GENEL KURUL KONUŞMASI
Konu: Hukuk Muhakemeleri Kanunu ile Bazı Kanunlarda Değişiklik Yapılması Hakkında Kanun Teklifi münasebetiyle
Yasama Yılı:3
Birleşim:106
Tarih:01.07.2020

MURAT ÇEPNİ (İzmir) - Teşekkürler Başkan.

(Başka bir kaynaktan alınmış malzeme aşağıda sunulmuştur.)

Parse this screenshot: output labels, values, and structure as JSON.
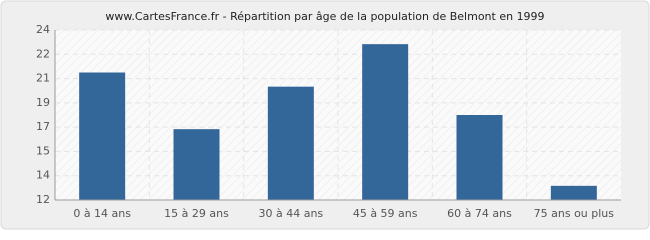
{
  "chart_data": {
    "type": "bar",
    "title": "www.CartesFrance.fr - Répartition par âge de la population de Belmont en 1999",
    "categories": [
      "0 à 14 ans",
      "15 à 29 ans",
      "30 à 44 ans",
      "45 à 59 ans",
      "60 à 74 ans",
      "75 ans ou plus"
    ],
    "values": [
      21,
      17,
      20,
      23,
      18,
      13
    ],
    "color": "#336699",
    "ylim": [
      12,
      24
    ],
    "yticks": [
      12,
      {
        "value": 13.714,
        "label": "14"
      },
      {
        "value": 15.429,
        "label": "15"
      },
      {
        "value": 17.143,
        "label": "17"
      },
      {
        "value": 18.857,
        "label": "19"
      },
      {
        "value": 20.571,
        "label": "21"
      },
      {
        "value": 22.286,
        "label": "22"
      },
      24
    ],
    "grid": true
  }
}
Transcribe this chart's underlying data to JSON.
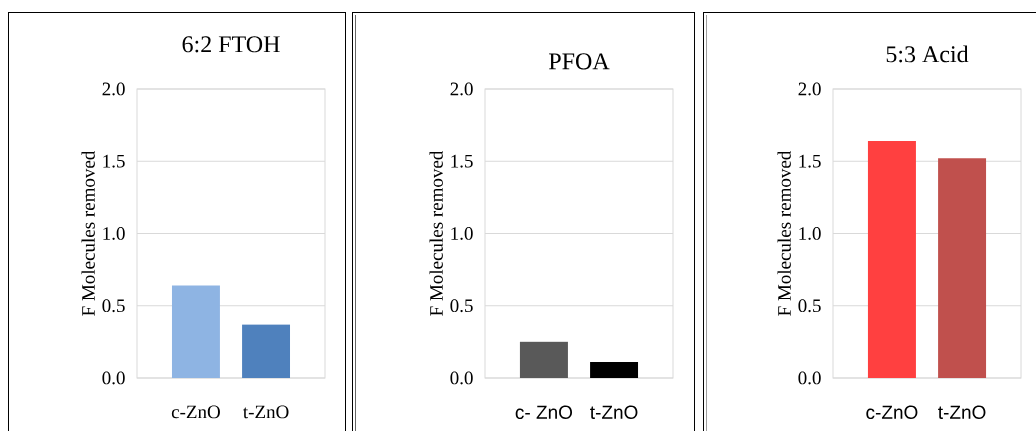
{
  "chart_data": [
    {
      "type": "bar",
      "title": "6:2 FTOH",
      "ylabel": "F Molecules removed",
      "categories": [
        "c-ZnO",
        "t-ZnO"
      ],
      "values": [
        0.64,
        0.37
      ],
      "colors": [
        "#8eb4e3",
        "#4f81bd"
      ],
      "ylim": [
        0,
        2.0
      ],
      "yticks": [
        {
          "value": 0,
          "label": "0.0"
        },
        {
          "value": 0.5,
          "label": "0.5"
        },
        {
          "value": 1.0,
          "label": "1.0"
        },
        {
          "value": 1.5,
          "label": "1.5"
        },
        {
          "value": 2.0,
          "label": "2.0"
        }
      ],
      "grid": "y"
    },
    {
      "type": "bar",
      "title": "PFOA",
      "ylabel": "F Molecules removed",
      "categories": [
        "c- ZnO",
        "t-ZnO"
      ],
      "values": [
        0.25,
        0.11
      ],
      "colors": [
        "#595959",
        "#000000"
      ],
      "ylim": [
        0,
        2.0
      ],
      "yticks": [
        {
          "value": 0,
          "label": "0.0"
        },
        {
          "value": 0.5,
          "label": "0.5"
        },
        {
          "value": 1.0,
          "label": "1.0"
        },
        {
          "value": 1.5,
          "label": "1.5"
        },
        {
          "value": 2.0,
          "label": "2.0"
        }
      ],
      "grid": "y"
    },
    {
      "type": "bar",
      "title": "5:3 Acid",
      "ylabel": "F Molecules removed",
      "categories": [
        "c-ZnO",
        "t-ZnO"
      ],
      "values": [
        1.64,
        1.52
      ],
      "colors": [
        "#ff4040",
        "#c0504d"
      ],
      "ylim": [
        0,
        2.0
      ],
      "yticks": [
        {
          "value": 0,
          "label": "0.0"
        },
        {
          "value": 0.5,
          "label": "0.5"
        },
        {
          "value": 1.0,
          "label": "1.0"
        },
        {
          "value": 1.5,
          "label": "1.5"
        },
        {
          "value": 2.0,
          "label": "2.0"
        }
      ],
      "grid": "y"
    }
  ]
}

Genel Kurul, değerli halkımız; bu akşam Ankara Tuzluçayır'da bir polis işgali yaşandı, yüzlerce polis ve güvenlik gücü Tuzluçayır'a yığıldı. Sebebi, yirmi yedi yıl önce Sivas'ta IŞİD yöntemleriyle yakılarak katledilen 33 canımızı anmak isteyen halkımızın yapacağı basın açıklamasını engellemek. Evet, günlerdir Sivas katliamını konuşuyoruz ve Sivas katliamıyla bugün açısından hesaplaşma, yüzleşme ve katillerden hesap sorma tartışması yapıyoruz. Fakat bugün bir kez daha görüldü ki katliamlarla hesaplaşmak ancak katliamın hesabını sormakla gerçekleşebilir. Yirmi yedi yıl önce gerçekleşen, 33 canımızın diri diri yakılmasına sebep olan bir katliamı bugün anmamızın önüne kimler geçmek istiyorsa bunlar ancak ve ancak katliamı sahiplenenlerdir ve katliama ortak olanlardır, katliama ortak olan aklın yirmi yedi yıl sonra da hâlâ capcanlı ortada duruyor oluşudur.

Evet, biz Sivas'ı, Sivas'ta diri diri katledilen canlarımızı anmaya devam edeceğiz, ta ki katillerden ve onları besleyen siyasetten hesap sorana kadar. Sivas'ın ışığı sönmeyecek ve Sivas'ta yitirdiğimiz canların anısı önünde bir kez daha saygıyla eğiliyorum.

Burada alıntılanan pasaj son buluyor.